After the success of the war for American independence, Paine went first to France and then to England. In response to Burke’s Reflections on the Revolution in France, Paine wrote and published The Rights of Man, his seminal treatise on democracy and republicanism. According to Paine, all men are born with equal rights. The necessity of social living can, however, bring about situations where we impinge on the rights of others.
Moreover, we may not always have the means to protect our rights from others who do not respect them. Consequently, it is necessary to develop the state and a constitution in which individual rights are encoded as civil rights, enforced by the state on behalf of the individual. The only morally acceptable constitution is that of the democratic republic in which citizens are granted the further right to vote in order to choose their own leaders. It is just this right, to choose one’s leaders, that the hereditary monarchies of France and England deny to their people, providing justification enough to abandon them as immoral constitutions.
The British Government, in response, charged Paine with treason, causing him to flee back to France. With Paine gone, the government quashed the British revolution before it had chance to gain momentum. In France, Paine was at first welcomed and given a seat in the National Convention. However he was later imprisoned and only just escaped execution.
Paine developed his ideas on civil rights and justice in his Agrarian Justice. He argues that a state is predicated on the basis that it makes its citizens better off than they otherwise would be without its constitution. But, he finds, many of the poorest people in the civilized societies of Europe are in a worse state than the so-called ‘uncivilized’ native American Indians.
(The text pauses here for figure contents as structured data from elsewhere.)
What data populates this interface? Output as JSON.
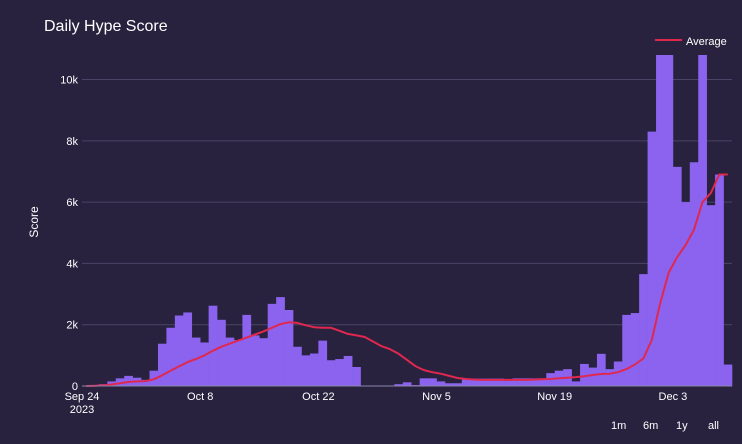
{
  "chart_data": {
    "type": "bar",
    "title": "Daily Hype Score",
    "xlabel": "",
    "ylabel": "Score",
    "ylim": [
      0,
      10800
    ],
    "y_ticks": [
      0,
      2000,
      4000,
      6000,
      8000,
      10000
    ],
    "y_tick_labels": [
      "0",
      "2k",
      "4k",
      "6k",
      "8k",
      "10k"
    ],
    "x_start": "2023-09-24",
    "x_ticks": [
      {
        "date": "2023-09-24",
        "label": "Sep 24",
        "sublabel": "2023"
      },
      {
        "date": "2023-10-08",
        "label": "Oct 8",
        "sublabel": ""
      },
      {
        "date": "2023-10-22",
        "label": "Oct 22",
        "sublabel": ""
      },
      {
        "date": "2023-11-05",
        "label": "Nov 5",
        "sublabel": ""
      },
      {
        "date": "2023-11-19",
        "label": "Nov 19",
        "sublabel": ""
      },
      {
        "date": "2023-12-03",
        "label": "Dec 3",
        "sublabel": ""
      }
    ],
    "grid": true,
    "legend": {
      "position": "top-right"
    },
    "series": [
      {
        "type": "bar",
        "color": "#8b63ef",
        "values": [
          0,
          20,
          60,
          150,
          250,
          330,
          270,
          200,
          500,
          1380,
          1900,
          2300,
          2400,
          1580,
          1420,
          2620,
          2160,
          1580,
          1500,
          2320,
          1650,
          1560,
          2680,
          2900,
          2480,
          1280,
          1000,
          1060,
          1480,
          840,
          880,
          980,
          620,
          0,
          0,
          0,
          0,
          60,
          120,
          30,
          250,
          250,
          150,
          90,
          90,
          240,
          240,
          240,
          240,
          240,
          170,
          250,
          250,
          250,
          250,
          420,
          500,
          550,
          150,
          720,
          600,
          1050,
          550,
          800,
          2320,
          2380,
          3650,
          8300,
          10800,
          10800,
          7150,
          6000,
          7300,
          10800,
          5900,
          6900,
          700
        ]
      },
      {
        "type": "line",
        "name": "Average",
        "color": "#e0284f",
        "values": [
          0,
          5,
          20,
          50,
          90,
          130,
          150,
          160,
          220,
          350,
          500,
          640,
          780,
          880,
          1000,
          1150,
          1280,
          1380,
          1480,
          1580,
          1680,
          1780,
          1900,
          2020,
          2080,
          2060,
          1980,
          1920,
          1900,
          1900,
          1800,
          1700,
          1650,
          1600,
          1450,
          1300,
          1200,
          1050,
          850,
          650,
          520,
          450,
          400,
          330,
          260,
          230,
          210,
          200,
          200,
          200,
          200,
          200,
          200,
          210,
          220,
          230,
          250,
          270,
          290,
          320,
          360,
          390,
          400,
          450,
          550,
          700,
          900,
          1500,
          2700,
          3700,
          4200,
          4600,
          5100,
          6000,
          6300,
          6900,
          6900
        ]
      }
    ]
  },
  "range_buttons": [
    "1m",
    "6m",
    "1y",
    "all"
  ]
}
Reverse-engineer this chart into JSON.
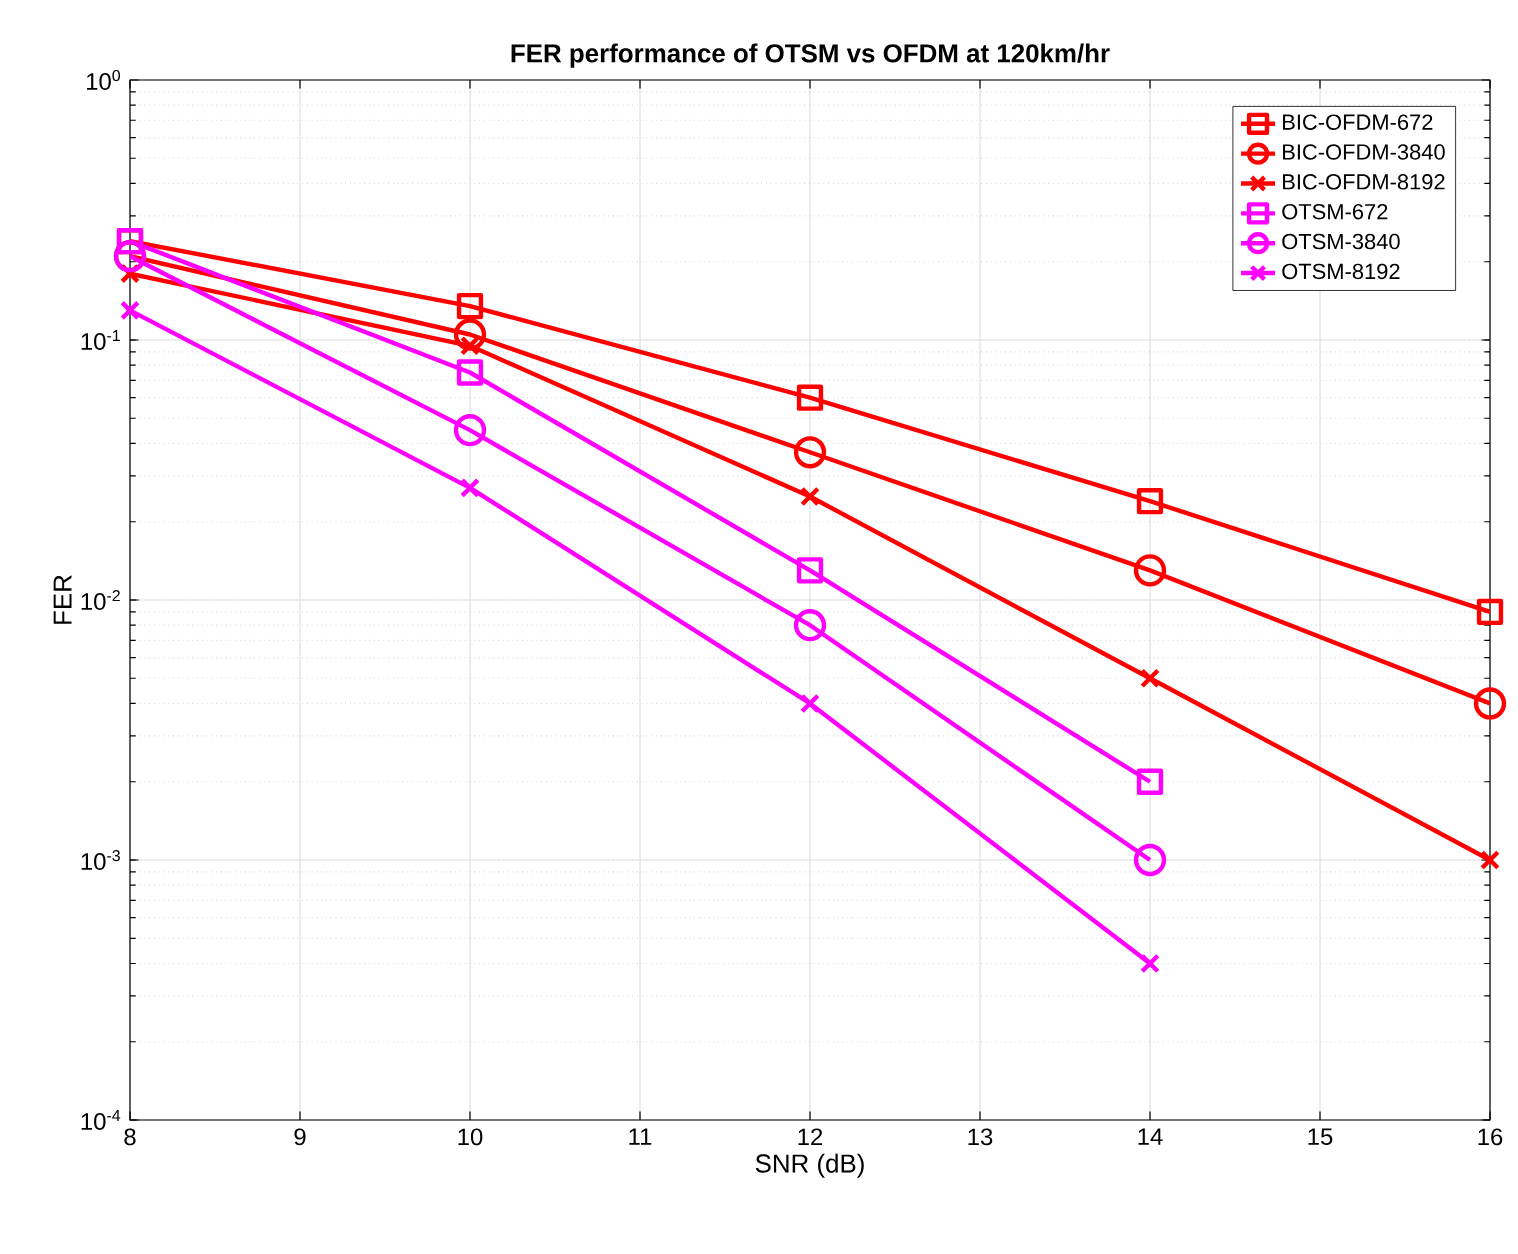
{
  "chart_data": {
    "type": "line",
    "title": "FER performance of OTSM vs OFDM at 120km/hr",
    "xlabel": "SNR (dB)",
    "ylabel": "FER",
    "log": "y",
    "grid": true,
    "legend": "top right",
    "line_style": "solid",
    "xlim": [
      8,
      16
    ],
    "xticks": [
      8,
      9,
      10,
      11,
      12,
      13,
      14,
      15,
      16
    ],
    "ylim": [
      0.0001,
      1
    ],
    "yticks": [
      {
        "value": 0.0001,
        "label": "10$^{-4}$"
      },
      {
        "value": 0.001,
        "label": "10$^{-3}$"
      },
      {
        "value": 0.01,
        "label": "10$^{-2}$"
      },
      {
        "value": 0.1,
        "label": "10$^{-1}$"
      },
      {
        "value": 1,
        "label": "10$^{0}$"
      }
    ],
    "series": [
      {
        "name": "BIC-OFDM-672",
        "color": "#ff0000",
        "marker": "square",
        "x": [
          8,
          10,
          12,
          14,
          16
        ],
        "values": [
          0.24,
          0.135,
          0.06,
          0.024,
          0.009
        ]
      },
      {
        "name": "BIC-OFDM-3840",
        "color": "#ff0000",
        "marker": "circle",
        "x": [
          8,
          10,
          12,
          14,
          16
        ],
        "values": [
          0.21,
          0.105,
          0.037,
          0.013,
          0.004
        ]
      },
      {
        "name": "BIC-OFDM-8192",
        "color": "#ff0000",
        "marker": "cross",
        "x": [
          8,
          10,
          12,
          14,
          16
        ],
        "values": [
          0.18,
          0.095,
          0.025,
          0.005,
          0.001
        ]
      },
      {
        "name": "OTSM-672",
        "color": "#ff00ff",
        "marker": "square",
        "x": [
          8,
          10,
          12,
          14
        ],
        "values": [
          0.24,
          0.075,
          0.013,
          0.002
        ]
      },
      {
        "name": "OTSM-3840",
        "color": "#ff00ff",
        "marker": "circle",
        "x": [
          8,
          10,
          12,
          14
        ],
        "values": [
          0.21,
          0.045,
          0.008,
          0.001
        ]
      },
      {
        "name": "OTSM-8192",
        "color": "#ff00ff",
        "marker": "cross",
        "x": [
          8,
          10,
          12,
          14
        ],
        "values": [
          0.13,
          0.027,
          0.004,
          0.0004
        ]
      }
    ]
  }
}
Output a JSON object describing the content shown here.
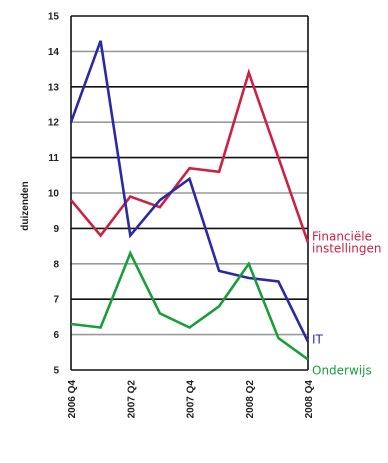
{
  "chart_data": {
    "type": "line",
    "title": "",
    "xlabel": "",
    "ylabel": "duizenden",
    "ylim": [
      5,
      15
    ],
    "yticks": [
      5,
      6,
      7,
      8,
      9,
      10,
      11,
      12,
      13,
      14,
      15
    ],
    "grid": true,
    "legend_placement": "right, at line ends",
    "x_tick_labels": [
      "2006 Q4",
      "2007 Q2",
      "2007 Q4",
      "2008 Q2",
      "2008 Q4"
    ],
    "x": [
      "2006 Q4",
      "2007 Q1",
      "2007 Q2",
      "2007 Q3",
      "2007 Q4",
      "2008 Q1",
      "2008 Q2",
      "2008 Q3",
      "2008 Q4"
    ],
    "series": [
      {
        "name": "Financiële instellingen",
        "label_lines": [
          "Financiële",
          "instellingen"
        ],
        "color": "#cc2244",
        "values": [
          9.8,
          8.8,
          9.9,
          9.6,
          10.7,
          10.6,
          13.4,
          11.0,
          8.6
        ]
      },
      {
        "name": "IT",
        "label_lines": [
          "IT"
        ],
        "color": "#2a2aa6",
        "values": [
          12.0,
          14.3,
          8.8,
          9.8,
          10.4,
          7.8,
          7.6,
          7.5,
          5.8
        ]
      },
      {
        "name": "Onderwijs",
        "label_lines": [
          "Onderwijs"
        ],
        "color": "#1a9e3a",
        "values": [
          6.3,
          6.2,
          8.3,
          6.6,
          6.2,
          6.8,
          8.0,
          5.9,
          5.3
        ]
      }
    ]
  }
}
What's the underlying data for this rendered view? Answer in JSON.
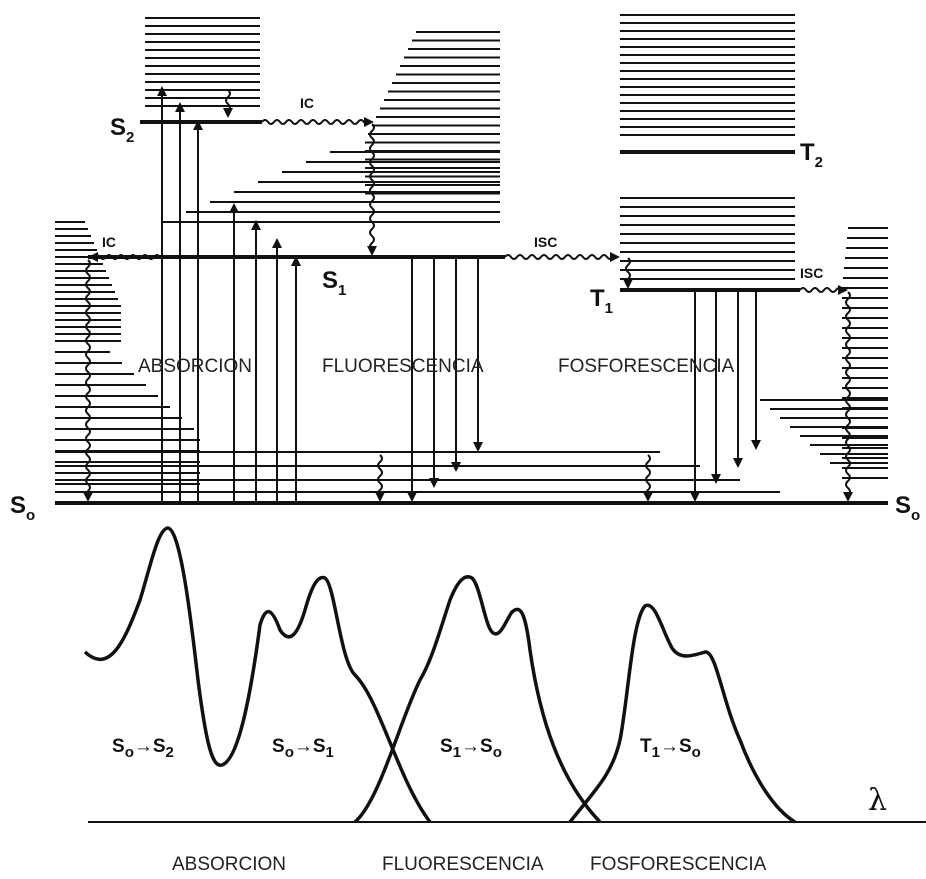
{
  "states": {
    "s2": {
      "main": "S",
      "sub": "2"
    },
    "s1": {
      "main": "S",
      "sub": "1"
    },
    "s0_left": {
      "main": "S",
      "sub": "o"
    },
    "s0_right": {
      "main": "S",
      "sub": "o"
    },
    "t1": {
      "main": "T",
      "sub": "1"
    },
    "t2": {
      "main": "T",
      "sub": "2"
    }
  },
  "process_labels": {
    "ic_upper": "IC",
    "ic_left": "IC",
    "isc_middle": "ISC",
    "isc_right": "ISC"
  },
  "section_labels": {
    "absorcion": "ABSORCION",
    "fluorescencia": "FLUORESCENCIA",
    "fosforescencia": "FOSFORESCENCIA"
  },
  "spectrum_labels": {
    "absorcion": "ABSORCION",
    "fluorescencia": "FLUORESCENCIA",
    "fosforescencia": "FOSFORESCENCIA",
    "lambda": "λ"
  },
  "spectrum_bands": {
    "s0_s2": {
      "from": "S",
      "from_sub": "o",
      "to": "S",
      "to_sub": "2"
    },
    "s0_s1": {
      "from": "S",
      "from_sub": "o",
      "to": "S",
      "to_sub": "1"
    },
    "s1_s0": {
      "from": "S",
      "from_sub": "1",
      "to": "S",
      "to_sub": "o"
    },
    "t1_s0": {
      "from": "T",
      "from_sub": "1",
      "to": "S",
      "to_sub": "o"
    }
  },
  "colors": {
    "ink": "#111111",
    "background": "#ffffff"
  }
}
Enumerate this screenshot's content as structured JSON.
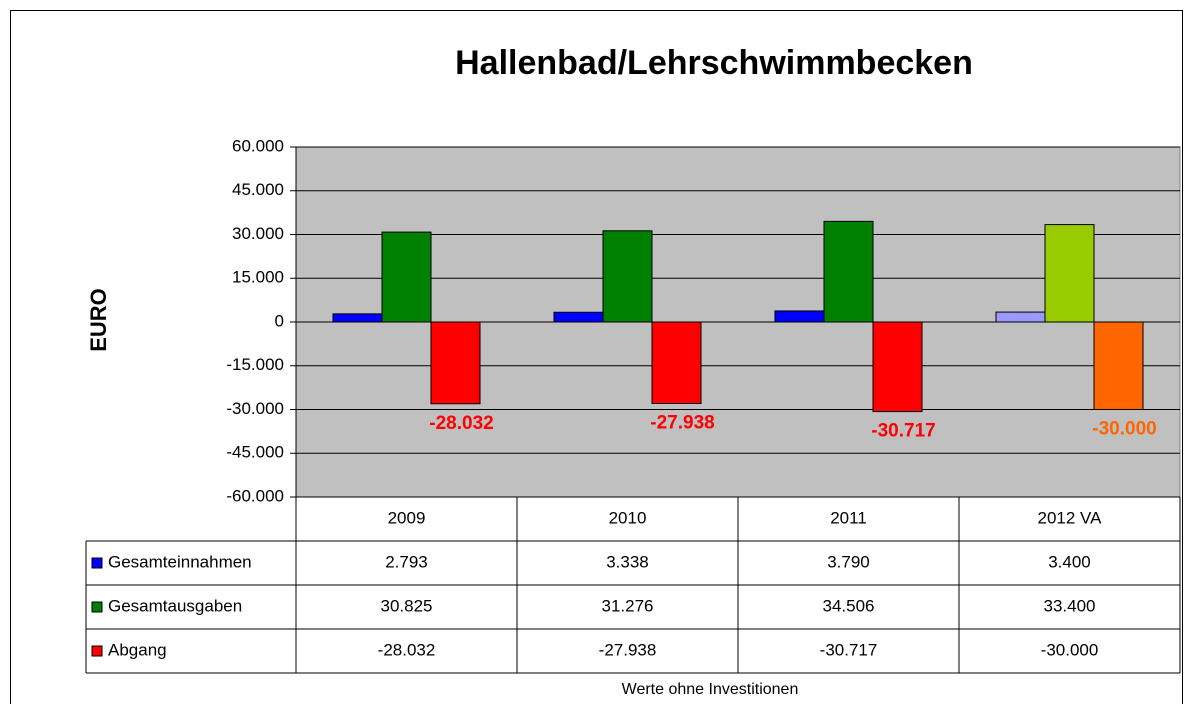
{
  "chart_data": {
    "type": "bar",
    "title": "Hallenbad/Lehrschwimmbecken",
    "y_label": "EURO",
    "footnote": "Werte ohne Investitionen",
    "categories": [
      "2009",
      "2010",
      "2011",
      "2012 VA"
    ],
    "series": [
      {
        "name": "Gesamteinnahmen",
        "color": "#0000ff",
        "colors": [
          "#0000ff",
          "#0000ff",
          "#0000ff",
          "#9999ff"
        ],
        "values": [
          2793,
          3338,
          3790,
          3400
        ],
        "value_labels": [
          "2.793",
          "3.338",
          "3.790",
          "3.400"
        ]
      },
      {
        "name": "Gesamtausgaben",
        "color": "#008000",
        "colors": [
          "#008000",
          "#008000",
          "#008000",
          "#99cc00"
        ],
        "values": [
          30825,
          31276,
          34506,
          33400
        ],
        "value_labels": [
          "30.825",
          "31.276",
          "34.506",
          "33.400"
        ]
      },
      {
        "name": "Abgang",
        "color": "#ff0000",
        "colors": [
          "#ff0000",
          "#ff0000",
          "#ff0000",
          "#ff6600"
        ],
        "values": [
          -28032,
          -27938,
          -30717,
          -30000
        ],
        "value_labels": [
          "-28.032",
          "-27.938",
          "-30.717",
          "-30.000"
        ],
        "data_labels": true
      }
    ],
    "ylim": [
      -60000,
      60000
    ],
    "yticks": [
      {
        "value": 60000,
        "label": "60.000"
      },
      {
        "value": 45000,
        "label": "45.000"
      },
      {
        "value": 30000,
        "label": "30.000"
      },
      {
        "value": 15000,
        "label": "15.000"
      },
      0,
      {
        "value": -15000,
        "label": "-15.000"
      },
      {
        "value": -30000,
        "label": "-30.000"
      },
      {
        "value": -45000,
        "label": "-45.000"
      },
      {
        "value": -60000,
        "label": "-60.000"
      }
    ],
    "grid": true,
    "data_table": true
  }
}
The inequity has much to do with land and property ownership, a privilege Paine suggests should be taxed since the generation of wealth that makes it possible requires the support of society. The proceeds of land and property taxes should be invested in a welfare system, access to which is a right of every citizen.
In 1802 Paine returned to America, but it was not to be a happy homecoming. In The Age of Reason, Paine had argued against both atheism and Christianity in favour of a deism which rejects any appeal to divine revelation. Rather, the belief in God is claimed to be intrinsically reasonable, a logical conclusion to the question of why anything exists at all. Paine rejects both organized religion and the Bible’s portrayal of a vindictive, vengeful God. Unfortunately for Paine, America was deeply Christian and frowned upon his religious writings, despite his previous service to her. Though he remained in the United States for the rest of his life, he died in obscurity.
Paine’s work is characterized by a rare integrity that rails against political oppression, organized religion and poverty. Despite the massive influence of his early writings he remains a philosopher who, curiously, is rarely mentioned.
52. Jeremy Bentham 1748–1832
What one ought to do is to maximise pleasure and minimise pain
Born in London, Bentham was trained to become a lawyer but became dissatisfied with its over-complex language and conflicting principles. He undertook instead an inquiry into the very nature and basis of law, morals and politics, which he found could be united by a single principle. This principle, which insists that the good for man is the attainment of pleasure and the absence of pain, is a reflection of the simple hedonistic psychology known and promoted since the time of Epicurus. However, Bentham wove the principle – which he called the principle of utility – into the very fabric of philosophy, society and culture, popularising a system of ethics, known as ‘utilitarianism’, that is still of major importance today.